HICKS or HICKES, BAPTIST, first Viscount Campden (1551–1629), born in London in 1551, was the third son of Robert Hicks or Hickes, a rich citizen in Cheapside. He was brought up in his father's business of a mercer. The influence of his brother, Sir Michael Hicks [q. v.], led to his supplying the court with silk and mercery, and establishing a flourishing business at the White Bear in Cheapside. Soon after James I's accession Hicks was knighted. He was one of the first citizens of London who kept a shop after receiving such an honour, and in 1607, and again a few years later, he had in consequence a dispute for precedency with the court of aldermen. In 1609 he held the appointment of a contractor for crown lands (Cal. State Papers, Dom.) On 1 July 1620 he was created a baronet; he was elected M.P. for Tavistock 6 Dec. 1620, and for Tewkesbury in the parliaments of 1624, 1625, 1626, and 1628 (Return of Members of Parliament); in 1625 he was appointed a deputy-lieutenant for Middlesex; and on 5 May 1628 he was raised by Charles I to the peerage as Baron Hicks of Ilmington, Warwickshire, and Viscount Campden of Campden, Gloucestershire, with special remainder to his son-in-law, Edward Noel, lord Noel of Ridlington, Rutlandshire. In 1584 he had married Elizabeth, daughter of Richard May of London, and by her left two daughters, his coheirs. The elder, Juliana, married Lord Noel; the younger, Mary, married Sir Charles Morrison, bart. Stow records that, according to report, each of them had a fortune of 100,000l. Campden died at ‘the age of 78 yeares,’ 18 Oct. 1629, and was buried in the parish church of Campden; and in the centre of the south chapel stands ‘a most magnificent monument of black and white marble,’ with the effigies of Lord and Lady Campden lying upon it, and a long inscription to their memory. A descendant of Campden's was created Earl of Gainsborough in 1682, and from him the present Earl of Gainsborough is descended in the female line.

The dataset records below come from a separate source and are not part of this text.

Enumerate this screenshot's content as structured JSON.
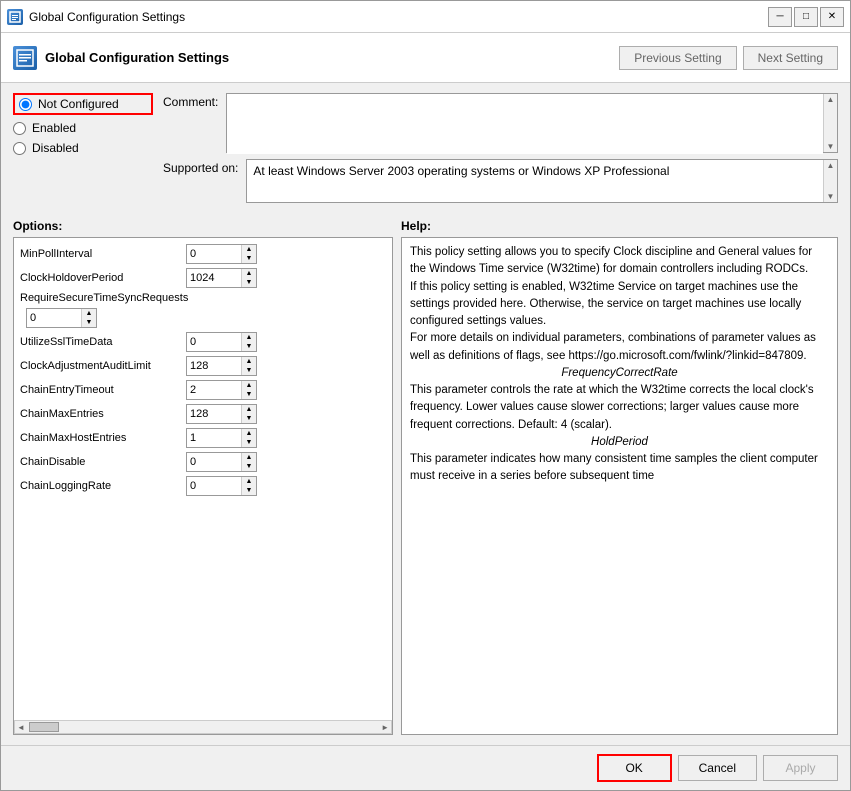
{
  "window": {
    "title": "Global Configuration Settings",
    "minimize_label": "─",
    "maximize_label": "□",
    "close_label": "✕"
  },
  "header": {
    "title": "Global Configuration Settings",
    "prev_btn": "Previous Setting",
    "next_btn": "Next Setting"
  },
  "radio": {
    "not_configured_label": "Not Configured",
    "enabled_label": "Enabled",
    "disabled_label": "Disabled"
  },
  "comment": {
    "label": "Comment:",
    "value": ""
  },
  "supported": {
    "label": "Supported on:",
    "value": "At least Windows Server 2003 operating systems or Windows XP Professional"
  },
  "options": {
    "header": "Options:",
    "items": [
      {
        "label": "MinPollInterval",
        "value": "0"
      },
      {
        "label": "ClockHoldoverPeriod",
        "value": "1024"
      },
      {
        "label": "RequireSecureTimeSyncRequests",
        "value": ""
      },
      {
        "label": "0",
        "value": "0",
        "type": "spinner"
      },
      {
        "label": "UtilizeSslTimeData",
        "value": "0"
      },
      {
        "label": "ClockAdjustmentAuditLimit",
        "value": "128"
      },
      {
        "label": "ChainEntryTimeout",
        "value": "2"
      },
      {
        "label": "ChainMaxEntries",
        "value": "128"
      },
      {
        "label": "ChainMaxHostEntries",
        "value": "1"
      },
      {
        "label": "ChainDisable",
        "value": "0"
      },
      {
        "label": "ChainLoggingRate",
        "value": "0"
      }
    ]
  },
  "help": {
    "header": "Help:",
    "paragraphs": [
      "This policy setting allows you to specify Clock discipline and General values for the Windows Time service (W32time) for domain controllers including RODCs.",
      "If this policy setting is enabled, W32time Service on target machines use the settings provided here. Otherwise, the service on target machines use locally configured settings values.",
      "For more details on individual parameters, combinations of parameter values as well as definitions of flags, see https://go.microsoft.com/fwlink/?linkid=847809.",
      "FrequencyCorrectRate",
      "This parameter controls the rate at which the W32time corrects the local clock's frequency. Lower values cause slower corrections; larger values cause more frequent corrections. Default: 4 (scalar).",
      "HoldPeriod",
      "This parameter indicates how many consistent time samples the client computer must receive in a series before subsequent time"
    ]
  },
  "footer": {
    "ok_label": "OK",
    "cancel_label": "Cancel",
    "apply_label": "Apply"
  }
}
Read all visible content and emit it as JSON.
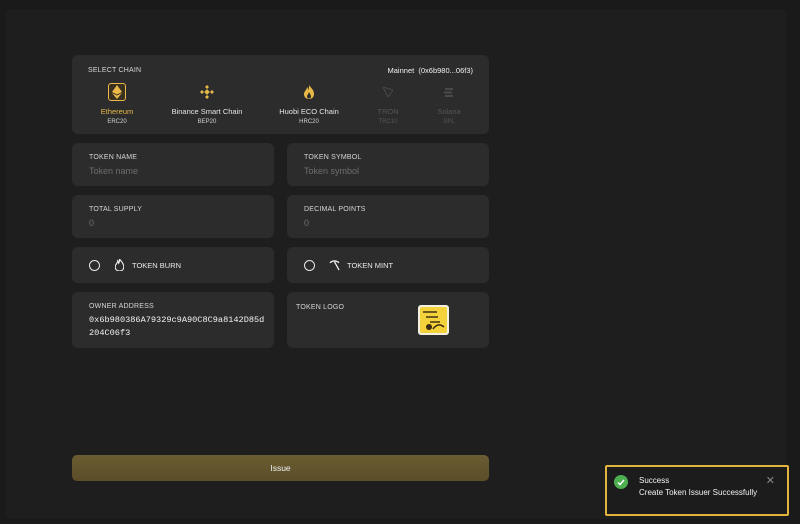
{
  "chain_panel": {
    "label": "SELECT CHAIN",
    "network": "Mainnet",
    "address_short": "(0x6b980...06f3)",
    "chains": [
      {
        "name": "Ethereum",
        "standard": "ERC20",
        "icon": "ethereum-icon",
        "state": "active"
      },
      {
        "name": "Binance Smart Chain",
        "standard": "BEP20",
        "icon": "binance-icon",
        "state": "normal"
      },
      {
        "name": "Huobi ECO Chain",
        "standard": "HRC20",
        "icon": "huobi-flame-icon",
        "state": "normal"
      },
      {
        "name": "TRON",
        "standard": "TRC10",
        "icon": "tron-icon",
        "state": "disabled"
      },
      {
        "name": "Solana",
        "standard": "SPL",
        "icon": "solana-icon",
        "state": "disabled"
      }
    ]
  },
  "fields": {
    "token_name": {
      "label": "TOKEN NAME",
      "placeholder": "Token name"
    },
    "token_symbol": {
      "label": "TOKEN SYMBOL",
      "placeholder": "Token symbol"
    },
    "total_supply": {
      "label": "TOTAL SUPPLY",
      "placeholder": "0"
    },
    "decimal_points": {
      "label": "DECIMAL POINTS",
      "placeholder": "0"
    }
  },
  "toggles": {
    "burn": {
      "label": "TOKEN BURN",
      "icon": "flame-icon",
      "checked": false
    },
    "mint": {
      "label": "TOKEN MINT",
      "icon": "pickaxe-icon",
      "checked": false
    }
  },
  "owner": {
    "label": "OWNER ADDRESS",
    "address": "0x6b980386A79329c9A90C8C9a8142D85d204C06f3"
  },
  "logo": {
    "label": "TOKEN LOGO"
  },
  "issue_button": {
    "label": "Issue"
  },
  "toast": {
    "title": "Success",
    "message": "Create Token Issuer Successfully",
    "close_icon": "close-icon"
  },
  "colors": {
    "accent": "#e8b949",
    "panel": "#2c2c2c",
    "success": "#4caf50"
  }
}
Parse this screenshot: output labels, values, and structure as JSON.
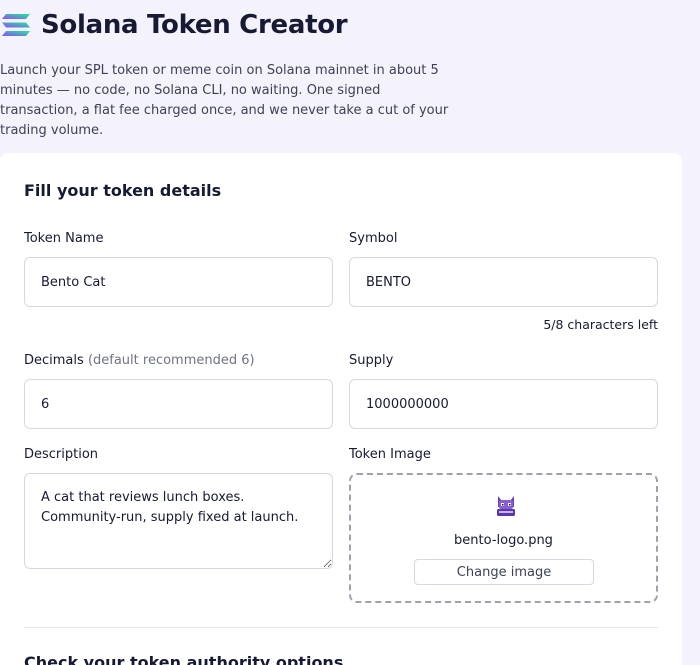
{
  "app": {
    "title": "Solana Token Creator",
    "intro": "Launch your SPL token or meme coin on Solana mainnet in about 5 minutes — no code, no Solana CLI, no waiting. One signed transaction, a flat fee charged once, and we never take a cut of your trading volume."
  },
  "form": {
    "section_title": "Fill your token details",
    "token_name": {
      "label": "Token Name",
      "value": "Bento Cat"
    },
    "symbol": {
      "label": "Symbol",
      "value": "BENTO",
      "counter": "5/8 characters left"
    },
    "decimals": {
      "label": "Decimals",
      "hint": "(default recommended 6)",
      "value": "6"
    },
    "supply": {
      "label": "Supply",
      "value": "1000000000"
    },
    "description": {
      "label": "Description",
      "value": "A cat that reviews lunch boxes. Community-run, supply fixed at launch."
    },
    "token_image": {
      "label": "Token Image",
      "filename": "bento-logo.png",
      "change_label": "Change image"
    }
  },
  "authority": {
    "section_title": "Check your token authority options"
  },
  "colors": {
    "brand_text": "#161a33",
    "page_bg": "#f4f2fc",
    "logo_gradient": [
      "#9945ff",
      "#14f195"
    ]
  }
}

Soon after 1608 Hicks purchased the manor of Campden, where he erected a noble mansion near the church; the façade, as Rudder has stated, cost him 29,000l., and in the lantern on the top he ordered lights to be set up in dark nights for the benefit of travellers. This house was burned down by the royalists in the civil war; some ruins only remain. Hicks built at his own cost a sessions-house for the Middlesex magistrates in St. John's Street, Clerkenwell, on a site granted to the magistrates by James I in 1610. The house, which was known as Hicks's Hall, was opened 13 Jan. 1611–2, and was in occupation till 1778 (Pink, Clerkenwell, ed. Wood, p. 301). His epitaph states that he gave 10,000l. to charitable uses in his lifetime, and there is in print ‘A briefe Remembrance’ of his ‘noble and charitable deeds’ (Stow, Survey of London, ed. 1633, pp. 760–1).

Among the Lansdowne MSS. in the British Museum there are several original letters from Hicks, chiefly addressed to his brother, Sir Michael, about the repayment of loans due from the king and the courtiers. He observes that the Scots are ‘fayre speakers and slow performers,’ to whom he will give no more credit.

[Sir Robert Atkyns's State of Gloucestershire, 2nd ed. pp. 162–3; Rudder's Hist. of Gloucestershire, pp. 319–24, 811, 837; Bigland's Gloucestershire Collections, i. 278–83; Gloucestershire Notes and Queries, i. 33, iii. 57; Blunt's Dursley and its Neighbourhood, p. 136; Burke's Extinct and Dormant Baronetcies, 1844, p. 263; Burke's Peerage and Baronetage, 1880, pp. 515, 635; Foster's Baronetage, 1883, p. 314; Doyle's Official Baronage, i. 307; Cal. State Papers, Dom. 1597–1631.]